The fastest way to make an AI product fragile is to give it more autonomy than the task requires. The second fastest is to force an open-ended task through a rigid chain that cannot adapt.
- known sequence
- predictable checks
- bounded exceptions
- runtime discovery
- tool feedback
- safe stopping conditions
Anthropic draws a useful line: workflows use predefined code paths to orchestrate models and tools, while agents dynamically decide how to use tools and complete the work. Both are agentic systems. They solve different shapes of uncertainty.
The difference is who controls the path
In a workflow, the product team owns the route. A request may be classified, sent through a sequence of prompts, checked, and either accepted or returned for revision. The model supplies judgment inside a structure the software defines.
In an agent, the model owns more of the route. It can inspect the environment, choose a tool, evaluate the result, revise its plan, and continue until it reaches a stopping condition or needs human input.
Where workflows win
Workflows are underrated because their control is visible. That visibility is a strength. They are easier to inspect, test, price, and explain. Prompt chaining can make each model call narrower. Routing can send distinct request types to specialized logic. Parallel steps can reduce latency or collect independent judgments.
A workflow is usually the better starting point when:
- the task has a stable sequence and a clear definition of done;
- you need predictable latency or cost;
- an intermediate artifact must pass a deterministic check;
- the system operates in a high-consequence environment; or
- the team does not yet have evaluation data for autonomous behavior.

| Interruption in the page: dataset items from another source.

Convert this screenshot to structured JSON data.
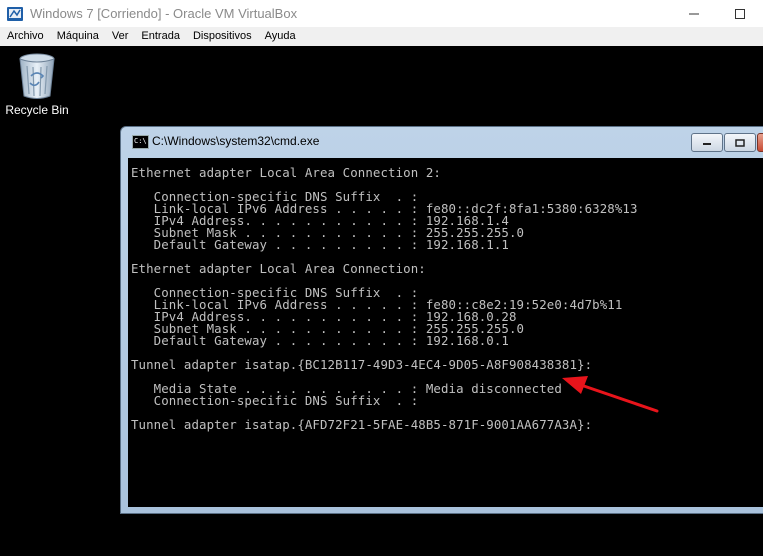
{
  "vbox": {
    "title": "Windows 7 [Corriendo] - Oracle VM VirtualBox",
    "menu": [
      "Archivo",
      "Máquina",
      "Ver",
      "Entrada",
      "Dispositivos",
      "Ayuda"
    ]
  },
  "desktop": {
    "icons": [
      {
        "label": "Recycle Bin",
        "icon": "recycle-bin-icon"
      }
    ]
  },
  "cmd": {
    "title": "C:\\Windows\\system32\\cmd.exe",
    "icon_text": "C:\\",
    "lines": [
      "Ethernet adapter Local Area Connection 2:",
      "",
      "   Connection-specific DNS Suffix  . :",
      "   Link-local IPv6 Address . . . . . : fe80::dc2f:8fa1:5380:6328%13",
      "   IPv4 Address. . . . . . . . . . . : 192.168.1.4",
      "   Subnet Mask . . . . . . . . . . . : 255.255.255.0",
      "   Default Gateway . . . . . . . . . : 192.168.1.1",
      "",
      "Ethernet adapter Local Area Connection:",
      "",
      "   Connection-specific DNS Suffix  . :",
      "   Link-local IPv6 Address . . . . . : fe80::c8e2:19:52e0:4d7b%11",
      "   IPv4 Address. . . . . . . . . . . : 192.168.0.28",
      "   Subnet Mask . . . . . . . . . . . : 255.255.255.0",
      "   Default Gateway . . . . . . . . . : 192.168.0.1",
      "",
      "Tunnel adapter isatap.{BC12B117-49D3-4EC4-9D05-A8F908438381}:",
      "",
      "   Media State . . . . . . . . . . . : Media disconnected",
      "   Connection-specific DNS Suffix  . :",
      "",
      "Tunnel adapter isatap.{AFD72F21-5FAE-48B5-871F-9001AA677A3A}:"
    ]
  },
  "colors": {
    "console_text": "#c0c0c0",
    "annotation_arrow": "#e8141b"
  }
}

For example, turning a meeting transcript into a product brief may be a chain: extract decisions, identify unresolved questions, draft requirements, then validate the document against a schema. There is no prize for letting an agent invent a new route every time.
Where agents earn autonomy
Agents become valuable when the route cannot be specified in advance. A coding task may touch one file or twenty. A research task may reveal that the original question is based on a false premise. A production incident may require inspecting logs, code, deployment history, and infrastructure in an order determined by each finding.

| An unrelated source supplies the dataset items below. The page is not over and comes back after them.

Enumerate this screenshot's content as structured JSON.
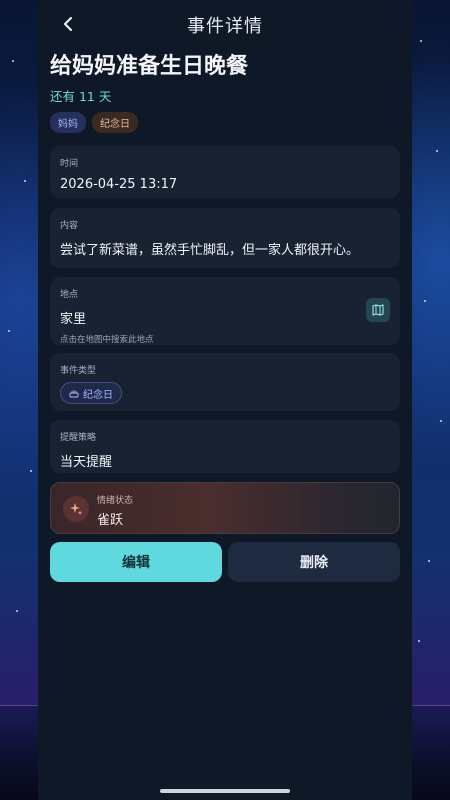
{
  "header": {
    "title": "事件详情"
  },
  "event": {
    "title": "给妈妈准备生日晚餐",
    "countdown": "还有 11 天",
    "tags": [
      "妈妈",
      "纪念日"
    ]
  },
  "time": {
    "label": "时间",
    "value": "2026-04-25 13:17"
  },
  "content": {
    "label": "内容",
    "value": "尝试了新菜谱，虽然手忙脚乱，但一家人都很开心。"
  },
  "location": {
    "label": "地点",
    "value": "家里",
    "hint": "点击在地图中搜索此地点"
  },
  "event_type": {
    "label": "事件类型",
    "value": "纪念日"
  },
  "reminder": {
    "label": "提醒策略",
    "value": "当天提醒"
  },
  "mood": {
    "label": "情绪状态",
    "value": "雀跃"
  },
  "actions": {
    "edit": "编辑",
    "delete": "删除"
  },
  "colors": {
    "accent": "#5fd9de",
    "panel": "#0f1826",
    "card": "#182233"
  },
  "icons": {
    "back": "chevron-left-icon",
    "map": "map-icon",
    "type": "cake-icon",
    "mood": "sparkle-icon"
  }
}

The agent loop works because the system receives ground truth from its tools and environment. It acts, reads the result, and adjusts. That makes tool quality, permissions, stopping conditions, and observability part of the product—not implementation detail.
Use an autonomy ladder
Do not jump from one prompt to an unconstrained agent. Move through a ladder and stop when the system can reliably own the outcome:
- Single call: one bounded transformation with a clear input and output.
- Workflow: several calls connected by code, checks, and routing.
- Tool-using loop: the model chooses among a small, well-defined toolset.
- Orchestrated agent: the system plans, delegates, and revises across a longer horizon.
At each step, compare the new architecture against the simpler baseline. Measure task completion, quality, cost, time, recoverability, and the amount of human correction. If complexity does not create a measurable gain, remove it.
Five questions before you choose
- Can we write the steps before the work begins?
- Does the environment provide reliable feedback after each action?
- Can we define a safe stopping condition?
- What happens when the model makes three plausible but wrong decisions in sequence?
- Do we have evaluations that measure the whole outcome, not just the final prose?
The right architecture is rarely the most autonomous one. It is the smallest system that can encounter the real world, make the necessary decisions, and still produce evidence that it did the job correctly.